Honoring the work and life of Leroy C. Stevens. A symposium as part of the International Stem Cell Initiative Workshop
Published: 9 December 2016
Christopher F. Graham1, Davor Solter2, John D. Gearhart3, Joseph H. Nadeau4 and Barbara B. Knowles*,5
1Zoology Department, Oxford University, U.K. 2Emeritus, Max Planck Society, Germany, 3University of Pennsylvania, Philadelphia, PA, USA, 4Pacific Northwest Research Institute, Seattle, WA, USA and 5Emerita, The Jackson Laboratory, Bar Harbor, ME, USA
In 2016, a symposium was convened in Leroy C. Stevens’ honor, in association with a meeting of the International Stem Cell Initiative (ISCI). ISCI, funded internationally, is composed of a group of ~100 scientists from many countries, under the leadership of Peter Andrews, who have worked together to characterize a significant number of human pluripotent stem cell lines, to monitor their genetic stability and their differentiation into mature cell types and tissues in vitro and in vivo.
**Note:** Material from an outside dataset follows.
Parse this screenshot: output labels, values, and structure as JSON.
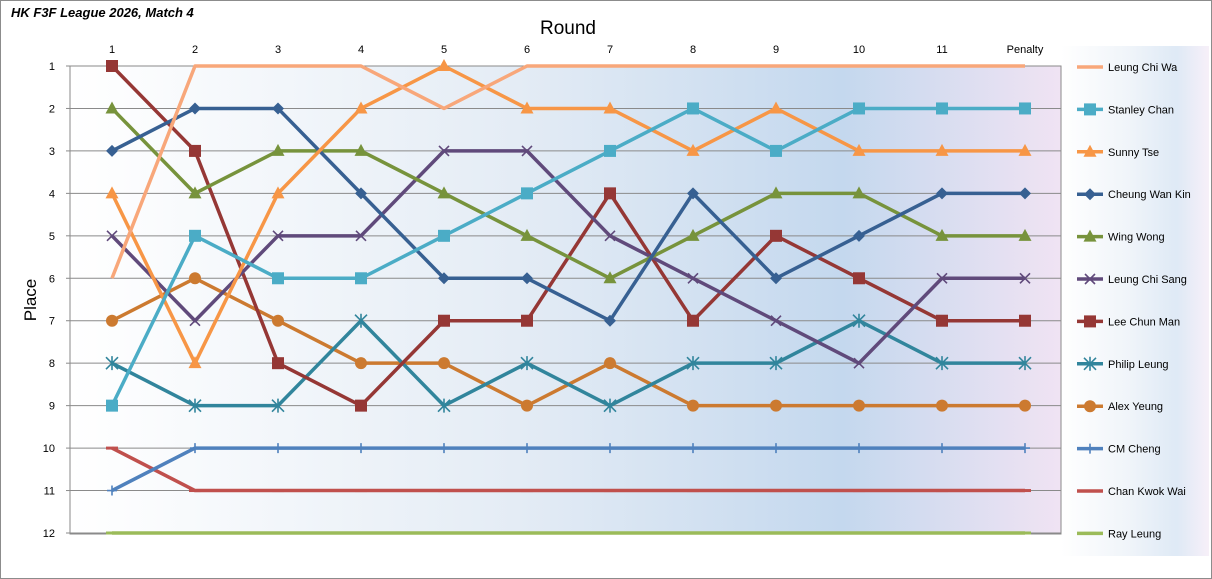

Those at the ISCI meeting puzzled through one of the thorniest problems in the therapeutic use of the differentiated derivatives of pluripotent stem cells for human therapy; namely, pluripotent stem cells can differentiate into any cell type in the adult organism, but they also have the capacity for unlimited self-renewal, hence if mutated they may have tumorigenic potential. The meeting considered how these cells might become genetically or epigenetically abnormal and how the safety of these cells for human therapeutic uses could be assessed and assured. The symposium was an opportunity to pay tribute to Leroy Stevens and to the basic science origins of this newest aspect of regenerative medicine. It was a time to reflect on the past and on how it can influence the future of our field.